Today’s readings: Exodus 16, 2-4.12-15; Ephesians 4:17.20-24; John 6, 24-35

It was back in the 1990s, when I was still young and probably impressionable – this explains why the expression shocked me and lodged itself in my brain. Never did I expect a colleague to answer my question “How are you?” with the stark words “What a taste of death!” In truth, his demeanour was a reflection of his inner sentiments. The years have rolled by, yet I still wonder how human beings who have been offered life in abundance through Jesus fail to tap into that immense dynamism that transforms all things human.

Today’s gospel is another classic instance of people looking for life in the wrong place. The people had been fed bread and fish in abundance and their hunger had been satisfied. So, like people rushing crazily to supermarkets to obtain the latest fancy offers at ridiculously low prices, the Galileans went frantically in search of Jesus.

I can nearly hear them saying: “Surely he will work more wonders for us, satisfy our curiosity, fill our aching stomachs, and provide for all our frivolous ‘needs’ and capricious desires. If not, we will accuse him of being uncaring or even heartless, of not being powerful and omnipotent, of being distant and of turning a blind eye to our human longings. We crave the cheapest offers, the buy-now-pay-later options, and the no-commitment plans.”

Italian scientist and senator Rita Levi-Montalcini wisely said that we must not try to add days to our life but life to our days. No wonder so many remain stuck in a quagmire. Life itself has pervaded our human reality in the person of Jesus, yet the minds of many are too obfuscated to comprehend the greatness of such an event and the beauty of the offer he made us. In his first letter, St John states that life became audible, visible and tangible. And that life invited us to strive, not for food that perishes, but for food that endures for eternal life.

In his book Proof of Heaven: A Neurosurgeon’s Journey into the Afterlife, Eben Alexander describes his near-death experience following a brain illness to which he succumbed. He was immersed in a world beyond the one we know and encountered the very source of life. He claims that these dimensions “cannot be known, or understood, from lower dimensional space”. This makes me wonder whether I am looking for life where it truly is.

In Biblical Hebrew, to sin means to miss the mark. In other words, sin is seeking life where it isn’t. In today’s gospel, Jesus does not speak so much about sin as he does about distraction, thwarted intentions, and false goals. He speaks of human dreams and perspectives that do not dare to go beyond the mundane.

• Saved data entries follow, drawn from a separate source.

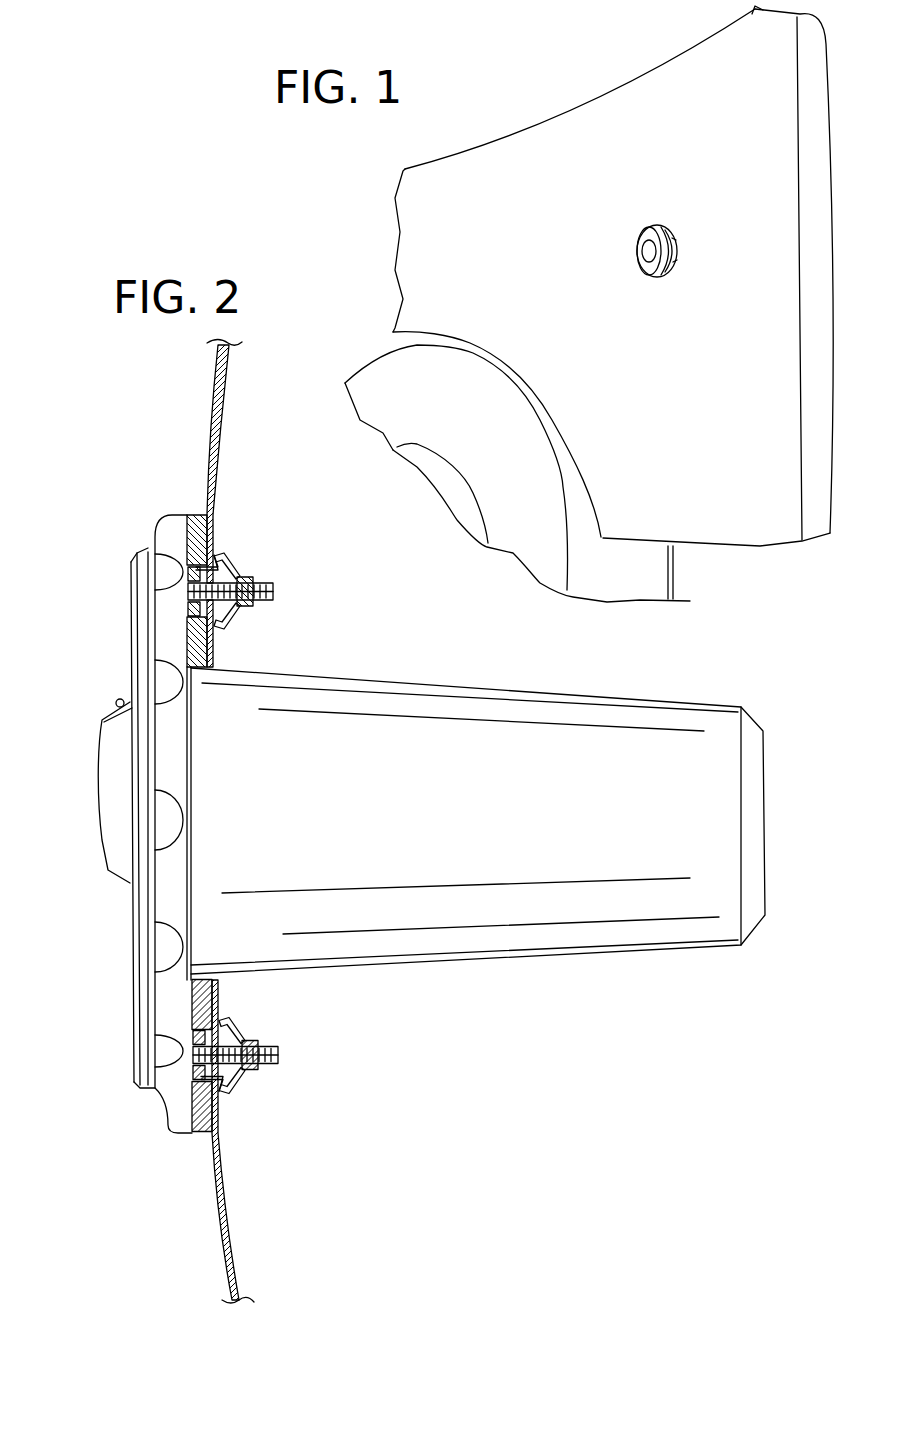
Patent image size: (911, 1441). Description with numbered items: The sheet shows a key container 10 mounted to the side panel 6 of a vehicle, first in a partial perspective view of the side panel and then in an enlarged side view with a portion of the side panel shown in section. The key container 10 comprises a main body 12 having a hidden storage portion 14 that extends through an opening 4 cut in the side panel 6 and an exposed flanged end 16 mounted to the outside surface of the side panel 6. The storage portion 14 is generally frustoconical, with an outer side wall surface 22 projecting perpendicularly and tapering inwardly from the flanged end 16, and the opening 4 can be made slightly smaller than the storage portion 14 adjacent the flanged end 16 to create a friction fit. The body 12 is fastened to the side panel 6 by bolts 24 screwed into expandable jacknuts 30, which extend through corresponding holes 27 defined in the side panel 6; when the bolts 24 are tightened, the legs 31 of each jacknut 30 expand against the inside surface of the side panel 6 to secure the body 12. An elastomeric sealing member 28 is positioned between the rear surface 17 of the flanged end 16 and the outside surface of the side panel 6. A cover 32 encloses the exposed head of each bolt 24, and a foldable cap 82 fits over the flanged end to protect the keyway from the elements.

In FIG. 2, the opening 4 is at (212, 677).
In FIG. 1, the side panel 6 is at (724, 545).
In FIG. 2, the side panel 6 is at (216, 1216).
In FIG. 1, the key container 10 is at (628, 225).
In FIG. 2, the key container 10 is at (394, 818).
In FIG. 2, the main body 12 is at (404, 964).
In FIG. 2, the hidden storage portion 14 is at (603, 953).
In FIG. 2, the exposed flanged end 16 is at (165, 1123).
In FIG. 2, the rear surface 17 is at (182, 530).
In FIG. 2, the outer side wall surface 22 is at (451, 692).
In FIG. 2, the bolts 24 is at (270, 587).
In FIG. 2, the holes 27 is at (213, 560).
In FIG. 2, the elastomeric sealing member 28 is at (197, 515).
In FIG. 2, the expandable jacknuts 30 is at (263, 610).
In FIG. 2, the legs 31 is at (230, 560).
In FIG. 2, the cover 32 is at (135, 1043).
In FIG. 2, the foldable cap 82 is at (93, 763).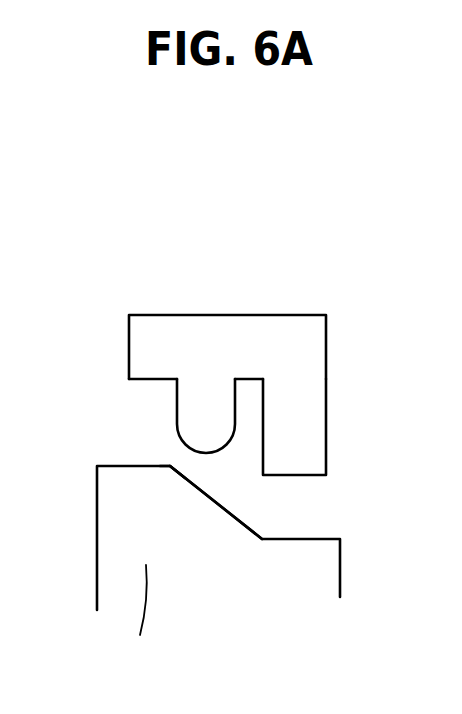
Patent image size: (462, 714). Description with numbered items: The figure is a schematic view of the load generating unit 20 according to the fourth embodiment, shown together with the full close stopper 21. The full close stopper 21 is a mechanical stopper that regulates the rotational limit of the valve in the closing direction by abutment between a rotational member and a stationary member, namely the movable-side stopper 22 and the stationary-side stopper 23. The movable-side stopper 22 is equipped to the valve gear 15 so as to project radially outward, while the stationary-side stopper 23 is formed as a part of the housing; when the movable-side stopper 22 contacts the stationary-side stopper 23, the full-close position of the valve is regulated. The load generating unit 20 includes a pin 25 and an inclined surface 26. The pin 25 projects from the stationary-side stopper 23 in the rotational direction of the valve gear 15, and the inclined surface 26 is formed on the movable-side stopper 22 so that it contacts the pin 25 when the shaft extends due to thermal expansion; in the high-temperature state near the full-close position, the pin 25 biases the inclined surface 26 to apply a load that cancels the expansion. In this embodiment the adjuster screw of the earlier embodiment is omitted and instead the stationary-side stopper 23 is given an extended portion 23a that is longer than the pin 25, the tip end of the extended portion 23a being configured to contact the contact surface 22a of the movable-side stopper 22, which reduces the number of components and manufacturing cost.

The valve gear 15 is at (140, 618).
The load generating unit 20 is at (134, 425).
The full close stopper 21 is at (267, 462).
The movable-side stopper 22 is at (332, 563).
The contact surface 22a is at (280, 502).
The stationary-side stopper 23 is at (308, 348).
The extended portion 23a is at (308, 412).
The pin 25 is at (183, 400).
The inclined surface 26 is at (193, 482).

In a similar vein, in today’s first reading, the people led by Moses through the desert longed for the pots of flesh of Egypt rather than the freedom of the children of God that would be theirs in the Promised Land.

Jesus’ words – spoken in a context in which he sought to enlighten his hearers about the true bread that comes down from heaven – confronts us with one important question: Do we love Jesus for who he truly is, irrespective of his gifts? Are we simply interested in having some more grace, some more blessings, and some more divine help to allow us to carry on with our self-contained and restricted activities? Are we mere users, expecting God to be at our beck and call, who sulk and accuse him if his plans do not fit ours, if his gifts have no fancy wrapping, and if our wish list is not entirely ticked off?

The will of the Father is for us to believe, to accept, and to welcome his beloved son, the very source of life.